Ayant trouvé un poste de secrétaire après mes études, je devais trimer pour enchaîner un deuxième boulot de caissière afin de payer nos factures. Brice changeait les boulots comme on change les chemises.
À chaque fois, il me faisait comprendre qu'il n'avait pas trouvé sa voie.
_Mais tu disais que tu aimes la peinture pourtant..
Lui faisais je remarquer ce jour là alors qu'il venait une fois de plus de me signifier son renvoi.
_Morine, ça te dirait toi de passer la journée à humer l'odeur de la peinture ?
_Si on est peintre, c'est obligé, tu ne trouves pas ?
Il ne releva pas mon ironie mais conclut avec un:
_Je change de boulot
C'était toujours ainsi. Brice changeait le travail tous les trois mois. Et entre ces mois, il trouvait toujours un moyen de dilapider le peu d'argent qu'il avait gagné en jeu de hasard, sans compter celui qu'il "m'empruntait" .
Vous vous demandez pourquoi je ne le quittais pas ?
Il était mon mari et le père de mes enfants. Nous en avions deux : Alice neuf ans et son frère Siaka qui avait deux de moins.

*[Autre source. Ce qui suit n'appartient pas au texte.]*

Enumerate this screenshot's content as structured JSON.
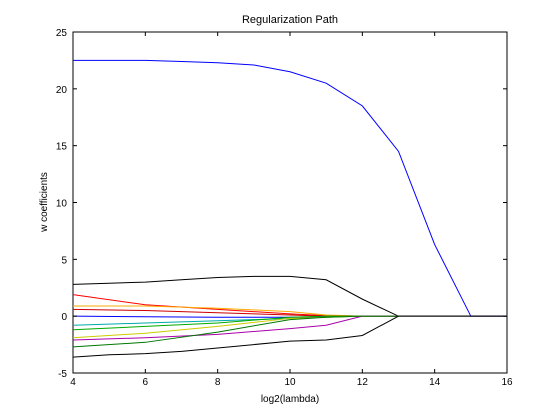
{
  "chart_data": {
    "type": "line",
    "title": "Regularization Path",
    "xlabel": "log2(lambda)",
    "ylabel": "w coefficients",
    "xlim": [
      4,
      16
    ],
    "ylim": [
      -5,
      25
    ],
    "xticks": [
      4,
      6,
      8,
      10,
      12,
      14,
      16
    ],
    "yticks": [
      -5,
      0,
      5,
      10,
      15,
      20,
      25
    ],
    "grid": false,
    "series": [
      {
        "color": "#0000ff",
        "x": [
          4,
          5,
          6,
          7,
          8,
          9,
          10,
          11,
          12,
          13,
          14,
          15,
          16
        ],
        "y": [
          22.5,
          22.5,
          22.5,
          22.4,
          22.3,
          22.1,
          21.5,
          20.5,
          18.5,
          14.5,
          6.3,
          0,
          0
        ]
      },
      {
        "color": "#000000",
        "x": [
          4,
          5,
          6,
          7,
          8,
          9,
          10,
          11,
          12,
          13,
          14,
          15,
          16
        ],
        "y": [
          2.8,
          2.9,
          3.0,
          3.2,
          3.4,
          3.5,
          3.5,
          3.2,
          1.5,
          0,
          0,
          0,
          0
        ]
      },
      {
        "color": "#ff0000",
        "x": [
          4,
          6,
          8,
          10,
          11,
          12,
          13
        ],
        "y": [
          1.9,
          1.0,
          0.6,
          0.2,
          0.05,
          0,
          0
        ]
      },
      {
        "color": "#ffaa00",
        "x": [
          4,
          6,
          8,
          10,
          11,
          12,
          13
        ],
        "y": [
          0.9,
          0.9,
          0.7,
          0.4,
          0.1,
          0,
          0
        ]
      },
      {
        "color": "#cc0000",
        "x": [
          4,
          6,
          8,
          10,
          11,
          12,
          13
        ],
        "y": [
          0.6,
          0.5,
          0.3,
          0.1,
          0.0,
          0,
          0
        ]
      },
      {
        "color": "#00aaaa",
        "x": [
          4,
          6,
          8,
          10,
          11,
          12,
          13
        ],
        "y": [
          -0.8,
          -0.6,
          -0.4,
          -0.2,
          -0.1,
          0,
          0
        ]
      },
      {
        "color": "#0000ff",
        "x": [
          4,
          6,
          8,
          10,
          11,
          12,
          13
        ],
        "y": [
          0.0,
          -0.05,
          -0.1,
          -0.1,
          -0.05,
          0,
          0
        ]
      },
      {
        "color": "#00aa00",
        "x": [
          4,
          6,
          8,
          10,
          11,
          12,
          13
        ],
        "y": [
          -1.2,
          -0.9,
          -0.6,
          -0.1,
          0.0,
          0,
          0
        ]
      },
      {
        "color": "#cccc00",
        "x": [
          4,
          6,
          8,
          10,
          11,
          12,
          13
        ],
        "y": [
          -1.9,
          -1.5,
          -0.9,
          -0.2,
          -0.1,
          0,
          0
        ]
      },
      {
        "color": "#aa00aa",
        "x": [
          4,
          6,
          8,
          10,
          11,
          12,
          13
        ],
        "y": [
          -2.1,
          -1.9,
          -1.6,
          -1.1,
          -0.8,
          0,
          0
        ]
      },
      {
        "color": "#007700",
        "x": [
          4,
          6,
          8,
          10,
          11,
          12,
          13
        ],
        "y": [
          -2.7,
          -2.3,
          -1.4,
          -0.3,
          -0.1,
          0,
          0
        ]
      },
      {
        "color": "#000000",
        "x": [
          4,
          5,
          6,
          7,
          8,
          9,
          10,
          11,
          12,
          13,
          14,
          15,
          16
        ],
        "y": [
          -3.6,
          -3.4,
          -3.3,
          -3.1,
          -2.8,
          -2.5,
          -2.2,
          -2.1,
          -1.7,
          0,
          0,
          0,
          0
        ]
      }
    ]
  }
}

Mes enfants étaient ce que j'avais de plus précieux au monde
J'étais prête à tout pour assurer leur équilibre, quitte à continuer à vivre avec un homme qui refusait de grandir.

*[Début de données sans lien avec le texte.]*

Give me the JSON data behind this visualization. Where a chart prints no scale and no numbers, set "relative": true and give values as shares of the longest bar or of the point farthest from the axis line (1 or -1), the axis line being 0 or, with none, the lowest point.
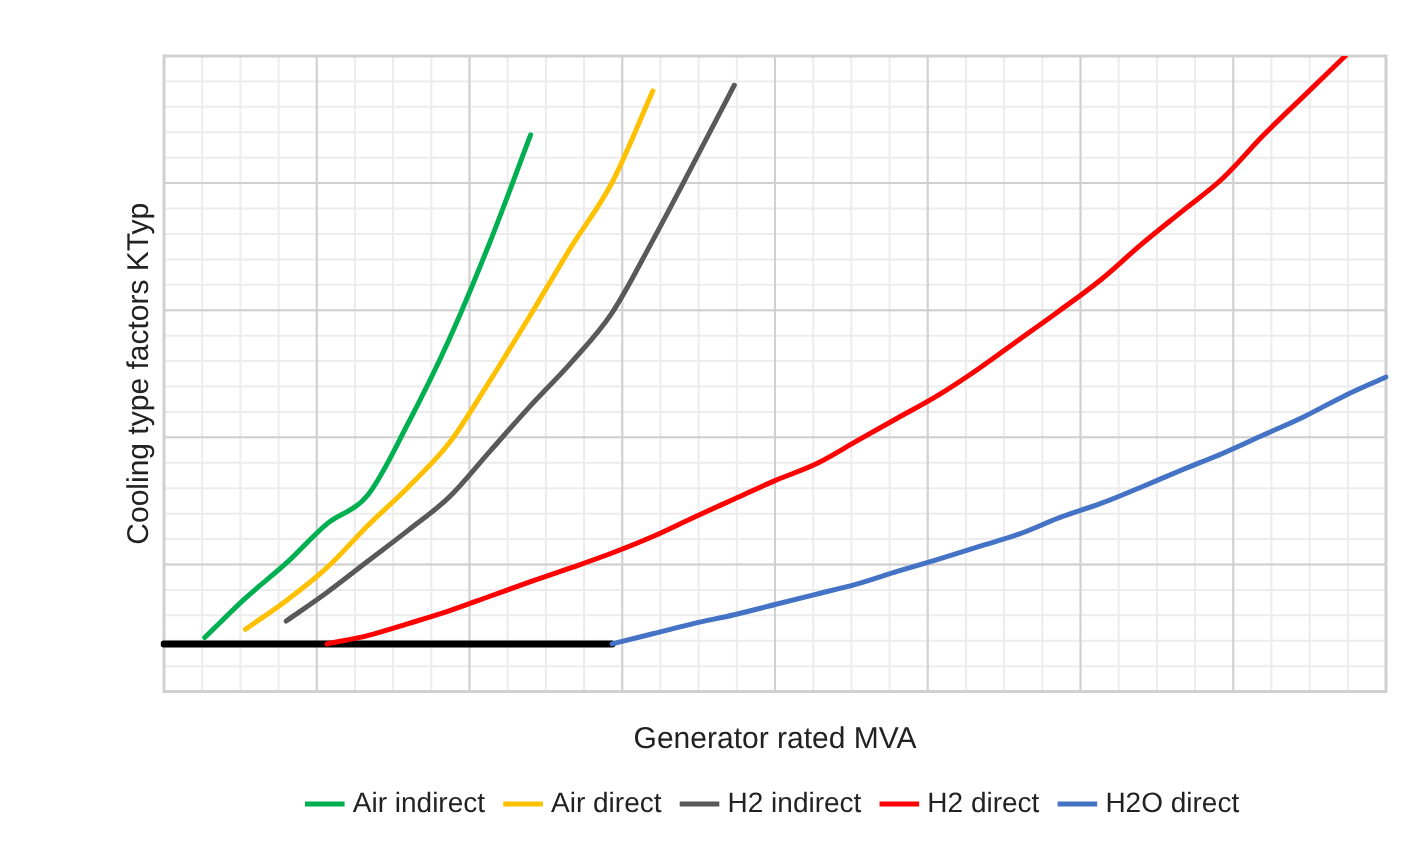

Je n'étais pas du genre à lâcher prise ou à m'avouer vaincue à la première difficulté. Pour moi, Brice pouvait encore changer et je me devais de l'emmener à ce changement.
Et puis, c'était mal vu autour de moi une femme qui divorce. Qui m'aurait acceptée avec deux enfants ?
Ce n'était pas l'avis de ma meilleure amie Julie qui me disait à chaque rencontre.
_Morine, que fais-tu avec ce mec ? Sérieux ! Il est plus un boulet qu'un mari pour toi. J'assure le procès gratos.
_Oh non Julie, tu ne peux pas comprendre. Tu n'es pas mariée !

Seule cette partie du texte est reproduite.